August 24th, 2022 / 0 Comments
It’s here before you know it: one minute your forever-baby wants to play with you all day long and now all they want to do is talk, laugh and be with their brand-new crush. Not to fear! By now you’ve done the groundwork of creating a solid foundation of respect and boundaries with your teenager. You’ve raised them to understand body autonomy by discussing consent and safe physical touch at an early age. You’ve created a safe environment for identifying and sharing emotions as you’ve troubleshooted your relationship with each other. You’ve even had important (and maybe awkward) conversations about sex and pleasure. This shiny new stranger provides the perfect opportunity to talk to your teenager about how they can continue to cultivate safe and healthy relationships as they embark into early adulthood.
Tips for talking to your teen about healthy relationships
- Model healthy behaviors: Reflect on your relationships with your family, friends and partner(s). Do you model respect, trust, support and repair? Your own relationships will inform your teen about how they should expect to be treated.
- Validate their relationships: Listen with a compassionate ear. Although it may be easy to dismiss their concerns as temporary “puppy love,” these friendships and romantic relationships hold real value and matter to your teen.
- Be honest: Honor your teen’s growth by being honest about what healthy and unhealthy relationships feel and look like. Treating them like a young adult that can handle the truth about love and manipulation is an important part of their development.
- Ask open-ended questions: Ask them open-ended questions to get them in a reflective state of mind. You might be surprised at the incredible insight your teenager shows! For example, you can ask:
- “How would you like to be treated?”
- “What are you looking for in a romantic relationship?”
- “What do you think loving someone means?”
- “What do you think love-bombing means?”
- “How will you establish boundaries with friends and partners?”
- “What does conflict resolution look like in your relationships?”

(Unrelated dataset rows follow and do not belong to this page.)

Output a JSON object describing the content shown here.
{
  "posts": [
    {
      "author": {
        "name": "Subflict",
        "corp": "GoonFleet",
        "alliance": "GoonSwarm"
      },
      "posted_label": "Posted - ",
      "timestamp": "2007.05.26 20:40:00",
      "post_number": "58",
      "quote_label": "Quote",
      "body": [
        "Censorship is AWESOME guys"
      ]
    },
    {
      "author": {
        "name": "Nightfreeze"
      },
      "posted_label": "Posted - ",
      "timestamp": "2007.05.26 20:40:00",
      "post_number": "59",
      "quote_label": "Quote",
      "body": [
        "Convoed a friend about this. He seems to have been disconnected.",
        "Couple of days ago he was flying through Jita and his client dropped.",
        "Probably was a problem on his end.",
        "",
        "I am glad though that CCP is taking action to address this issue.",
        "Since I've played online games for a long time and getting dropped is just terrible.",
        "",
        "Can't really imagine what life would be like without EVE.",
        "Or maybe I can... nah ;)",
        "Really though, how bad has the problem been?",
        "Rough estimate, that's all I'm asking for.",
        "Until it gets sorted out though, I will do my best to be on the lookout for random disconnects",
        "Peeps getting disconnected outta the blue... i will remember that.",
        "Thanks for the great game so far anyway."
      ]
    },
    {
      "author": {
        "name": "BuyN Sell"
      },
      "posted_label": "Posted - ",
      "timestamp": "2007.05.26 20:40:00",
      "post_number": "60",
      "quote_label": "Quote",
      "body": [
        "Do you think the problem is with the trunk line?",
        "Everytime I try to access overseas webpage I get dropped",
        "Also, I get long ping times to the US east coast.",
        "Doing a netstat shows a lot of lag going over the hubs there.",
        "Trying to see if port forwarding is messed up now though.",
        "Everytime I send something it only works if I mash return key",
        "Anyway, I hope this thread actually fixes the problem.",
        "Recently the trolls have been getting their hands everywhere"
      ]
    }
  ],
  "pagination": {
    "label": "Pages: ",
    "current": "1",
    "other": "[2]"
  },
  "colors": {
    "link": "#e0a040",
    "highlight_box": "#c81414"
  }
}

- “How do you think you would handle losing or ending a relationship?”
- “What do you think an abusive relationship looks like?”
- Share your values: Make supportive statements that show your teen you respect their independence and decisions to enter romantic and even sexual relationships, while iterating that you’ll always be there if they need help. You can make statements like:
- “I want you to have a partners and friends who respect your boundaries.”
- “I want you to feel safe and comfortable around your partner.”
- “I want you to enjoy your relationships and friendships.”
- “I am here for you if you ever feel unsure about what you’re experiencing in your relationships.”